I saw someone said that they should explain themselves whenever they make a ruling. That is simply too extreme. They make lots of run of the mill rulings, including not taking thousands of cases. But, they only single out a few miscellaneous orders. They can explain themselves here.
Conference Day: The justices (and whatever some should be called) met for their fairly usual Friday conference today. Order List on Monday. They also announced (as they now regularly do some time on Friday regarding the upcoming week) will be one or more opinions next Thursday.
Shadow Docket: Biden Wins! As basically expected, since at least up to a point they are wary about being insane when it comes to vaccines, the Supreme Court 6-3 granted President Biden's request to overturn a lower court hold up regarding making vaccination decisions as commander in chief. To wit:
The district court’s January 3, 2022 order, insofar as it precludes the Navy from considering respondents’ vaccination status in making deployment, assignment, and other operational decisions, is stayed pending disposition of the appeal in the United States Court of Appeals for the Fifth Circuit and disposition of the petition for a writ of certiorari, if such writ is timely sought.
Kavanaugh provides the sole explanation about a page and a half long which (reasonably) references the usual regard giving to military discretion and all that.
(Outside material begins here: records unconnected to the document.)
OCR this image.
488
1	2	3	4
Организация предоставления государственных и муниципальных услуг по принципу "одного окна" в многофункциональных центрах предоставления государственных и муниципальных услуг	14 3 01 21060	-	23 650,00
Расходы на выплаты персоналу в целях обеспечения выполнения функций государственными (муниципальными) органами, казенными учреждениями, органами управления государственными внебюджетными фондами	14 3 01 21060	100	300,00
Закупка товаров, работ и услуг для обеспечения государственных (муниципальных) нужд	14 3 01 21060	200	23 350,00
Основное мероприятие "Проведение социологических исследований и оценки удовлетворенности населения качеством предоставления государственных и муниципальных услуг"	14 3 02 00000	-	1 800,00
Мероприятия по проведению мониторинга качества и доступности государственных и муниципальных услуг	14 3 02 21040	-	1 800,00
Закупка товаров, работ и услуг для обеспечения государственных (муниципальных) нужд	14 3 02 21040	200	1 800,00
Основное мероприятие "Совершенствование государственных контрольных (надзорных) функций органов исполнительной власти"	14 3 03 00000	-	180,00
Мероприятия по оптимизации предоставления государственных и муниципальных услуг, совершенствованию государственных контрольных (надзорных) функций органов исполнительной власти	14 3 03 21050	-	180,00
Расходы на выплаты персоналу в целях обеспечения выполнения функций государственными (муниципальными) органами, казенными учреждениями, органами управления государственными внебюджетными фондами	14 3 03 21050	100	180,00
There is little reason why the rest of the Court could not basically say the same thing, more or less.
[Kavanaugh didn't provide some absolute rule though did speak of "extreme" respect for military decision making. Note the Biden Administration didn't say vaccine exemptions didn't apply to the military. They made a more limited argument. Plus, we should be wary of some absolute rule. The military can make mistakes. But, a high test is valid.]
As Ian Millhiser noted, the Supreme Court should have clearly sent a message here. The shadow docket, however, sends vague ones, especially when (like here or in the NY/NJ case) they provide absolutely no explanation. This will help invite the usual suspects to continue to cause problems, if doing so a bit more carefully. A good case can be made that a line was crossed here that warranted something more.
Thomas
without opinion dissents. Alito (in part comparing this to the case
just decided not involving Navy operations as compared to a limited
context involving executions, that would not actually stop an execution) with Gorsuch dissent. Thomas dissented in that case, so that might be one reason why he doesn't go along. Amy Howe in her summary notes that even Alito hedged somewhat on the reach of his argument.
And, yes, I'm going to say 6-3, even if we only know on the record the opinion of four of them.